In moments like these, Tosh reveals that he is actually a Mel Brooks-loving nerd at heart who spent most of adolescence in his basement with a video camera. And Tosh.0 shows no signs of letting its inebriated faithful down, even if things were definitely in “see what sticks” mode this week. Which, unlike the more contented formula-abiding role of its competition, is all part of what has kept its audience loyal and forgiving.
Stray observations:
- Was I the only one who caught that a viewer-submitted set idea came from a “John from Cincinnati” and wondered if that was an inexplicable reference to the failed HBO surfer-noir drama?

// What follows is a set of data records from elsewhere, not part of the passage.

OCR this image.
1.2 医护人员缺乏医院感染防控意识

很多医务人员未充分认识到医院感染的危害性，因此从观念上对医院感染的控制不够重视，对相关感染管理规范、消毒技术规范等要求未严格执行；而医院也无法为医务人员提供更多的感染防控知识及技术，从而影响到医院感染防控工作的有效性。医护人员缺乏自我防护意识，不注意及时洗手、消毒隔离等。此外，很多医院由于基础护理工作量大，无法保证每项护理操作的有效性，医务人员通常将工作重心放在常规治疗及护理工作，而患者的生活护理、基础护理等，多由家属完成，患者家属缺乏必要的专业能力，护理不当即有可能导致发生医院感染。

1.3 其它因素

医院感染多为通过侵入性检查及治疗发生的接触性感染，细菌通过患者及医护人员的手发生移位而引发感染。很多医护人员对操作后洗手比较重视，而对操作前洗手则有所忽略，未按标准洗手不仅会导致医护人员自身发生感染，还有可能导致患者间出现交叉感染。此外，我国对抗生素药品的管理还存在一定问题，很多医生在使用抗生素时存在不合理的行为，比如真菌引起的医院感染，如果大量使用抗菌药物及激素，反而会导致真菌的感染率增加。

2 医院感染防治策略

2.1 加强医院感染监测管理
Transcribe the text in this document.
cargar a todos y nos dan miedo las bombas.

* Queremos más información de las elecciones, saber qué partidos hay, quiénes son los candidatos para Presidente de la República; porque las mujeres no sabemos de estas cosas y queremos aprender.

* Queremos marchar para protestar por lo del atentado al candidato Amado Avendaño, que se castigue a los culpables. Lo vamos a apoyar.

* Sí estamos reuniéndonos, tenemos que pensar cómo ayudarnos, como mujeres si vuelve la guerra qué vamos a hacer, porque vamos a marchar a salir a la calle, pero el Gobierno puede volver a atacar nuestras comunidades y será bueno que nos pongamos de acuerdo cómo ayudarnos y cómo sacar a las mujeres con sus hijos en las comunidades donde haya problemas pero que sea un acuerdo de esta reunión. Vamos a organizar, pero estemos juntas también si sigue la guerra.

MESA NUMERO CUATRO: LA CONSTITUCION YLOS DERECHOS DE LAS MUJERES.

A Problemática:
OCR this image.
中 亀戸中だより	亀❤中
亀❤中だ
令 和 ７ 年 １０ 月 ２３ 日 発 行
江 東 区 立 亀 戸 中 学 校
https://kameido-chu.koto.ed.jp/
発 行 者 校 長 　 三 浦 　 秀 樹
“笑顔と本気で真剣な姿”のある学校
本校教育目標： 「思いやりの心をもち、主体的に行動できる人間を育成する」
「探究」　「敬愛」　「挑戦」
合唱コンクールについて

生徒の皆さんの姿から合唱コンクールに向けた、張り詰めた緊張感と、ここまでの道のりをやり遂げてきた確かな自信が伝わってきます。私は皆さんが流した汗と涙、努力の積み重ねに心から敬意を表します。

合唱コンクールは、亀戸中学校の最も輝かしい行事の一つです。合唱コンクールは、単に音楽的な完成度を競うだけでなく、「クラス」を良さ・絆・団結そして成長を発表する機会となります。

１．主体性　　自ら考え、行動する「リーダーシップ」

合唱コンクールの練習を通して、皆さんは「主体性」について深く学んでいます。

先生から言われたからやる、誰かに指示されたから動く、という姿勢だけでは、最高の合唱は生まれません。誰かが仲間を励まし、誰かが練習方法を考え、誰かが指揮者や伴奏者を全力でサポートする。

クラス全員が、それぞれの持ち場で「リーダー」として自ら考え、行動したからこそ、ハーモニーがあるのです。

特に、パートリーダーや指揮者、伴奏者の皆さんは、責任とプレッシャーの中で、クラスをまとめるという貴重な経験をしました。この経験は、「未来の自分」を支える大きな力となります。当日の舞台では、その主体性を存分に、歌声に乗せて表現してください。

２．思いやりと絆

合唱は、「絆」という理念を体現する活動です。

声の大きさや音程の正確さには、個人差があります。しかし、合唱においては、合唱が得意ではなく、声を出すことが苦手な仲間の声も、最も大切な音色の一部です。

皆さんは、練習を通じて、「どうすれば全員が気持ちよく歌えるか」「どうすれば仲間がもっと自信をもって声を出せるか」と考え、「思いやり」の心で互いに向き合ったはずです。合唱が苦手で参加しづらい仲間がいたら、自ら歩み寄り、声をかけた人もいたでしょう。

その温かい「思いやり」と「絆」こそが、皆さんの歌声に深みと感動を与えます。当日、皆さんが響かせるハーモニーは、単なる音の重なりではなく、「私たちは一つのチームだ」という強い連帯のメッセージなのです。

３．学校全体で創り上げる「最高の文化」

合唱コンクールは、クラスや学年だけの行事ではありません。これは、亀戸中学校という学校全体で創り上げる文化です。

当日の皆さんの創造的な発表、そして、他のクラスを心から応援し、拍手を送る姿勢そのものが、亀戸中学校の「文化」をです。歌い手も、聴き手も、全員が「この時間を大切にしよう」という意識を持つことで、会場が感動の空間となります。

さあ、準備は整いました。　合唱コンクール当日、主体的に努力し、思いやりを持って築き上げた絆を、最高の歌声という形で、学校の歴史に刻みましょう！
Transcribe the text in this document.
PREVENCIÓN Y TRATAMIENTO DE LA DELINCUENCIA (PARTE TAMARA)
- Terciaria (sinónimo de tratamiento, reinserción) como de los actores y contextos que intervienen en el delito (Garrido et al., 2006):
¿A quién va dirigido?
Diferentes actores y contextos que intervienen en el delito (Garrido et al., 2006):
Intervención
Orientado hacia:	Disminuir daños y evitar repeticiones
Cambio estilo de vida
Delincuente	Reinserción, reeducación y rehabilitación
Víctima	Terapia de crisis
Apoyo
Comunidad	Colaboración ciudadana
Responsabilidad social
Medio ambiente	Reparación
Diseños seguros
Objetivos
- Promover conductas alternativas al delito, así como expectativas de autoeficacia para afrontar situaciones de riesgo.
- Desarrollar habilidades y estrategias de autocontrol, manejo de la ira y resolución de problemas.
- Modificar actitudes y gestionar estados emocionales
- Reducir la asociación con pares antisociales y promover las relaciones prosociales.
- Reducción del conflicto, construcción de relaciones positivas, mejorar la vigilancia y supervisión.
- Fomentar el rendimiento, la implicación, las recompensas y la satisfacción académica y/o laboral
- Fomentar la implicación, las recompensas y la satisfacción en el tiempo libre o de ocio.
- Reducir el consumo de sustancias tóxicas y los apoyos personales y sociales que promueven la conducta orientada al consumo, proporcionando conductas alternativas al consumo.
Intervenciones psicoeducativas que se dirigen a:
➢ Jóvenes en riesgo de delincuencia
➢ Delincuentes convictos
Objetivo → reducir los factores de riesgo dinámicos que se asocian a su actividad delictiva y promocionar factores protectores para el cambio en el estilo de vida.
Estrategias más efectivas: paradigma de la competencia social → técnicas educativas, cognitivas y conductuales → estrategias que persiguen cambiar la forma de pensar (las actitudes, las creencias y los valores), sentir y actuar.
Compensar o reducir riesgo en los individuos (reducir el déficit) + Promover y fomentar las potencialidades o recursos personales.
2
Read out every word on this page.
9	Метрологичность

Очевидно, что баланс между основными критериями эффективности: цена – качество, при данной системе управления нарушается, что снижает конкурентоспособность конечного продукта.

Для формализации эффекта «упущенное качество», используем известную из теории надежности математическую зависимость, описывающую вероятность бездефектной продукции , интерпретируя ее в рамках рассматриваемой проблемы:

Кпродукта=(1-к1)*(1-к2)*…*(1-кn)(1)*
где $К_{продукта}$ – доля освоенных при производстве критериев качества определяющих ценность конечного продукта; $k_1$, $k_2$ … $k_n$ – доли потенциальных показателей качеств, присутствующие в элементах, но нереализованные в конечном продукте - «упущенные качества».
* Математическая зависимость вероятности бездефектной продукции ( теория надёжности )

- “What’s the over/under on how many cats that woman owns?”
- You’ve gotta love Tosh’s commitment to a joke. He wore that Afro wig and do-rag way longer than was called for.
- “The hardest part about doing that bit in front of the children was my penis.”
- The “Welcome back Karl…” aside. Another great, blink-you-miss it bit of proof that Tosh has totally watched Kentucky Fried Movie. Many times.
- The Asian jokes were a bit fish-in-barrel.
- “Rape is just the same word as pear all jumbled up.”
- I forget how good Tosh is at playfully antagonizing his audience. He should do that more often.
- “Stop asking your fans and write your own shit.” Nice one, whoever Tweeted that.
• Am I the lone person curious if there were any actual repercussions from Daniel cutting one of his colleagues in the head with a fake angry bird?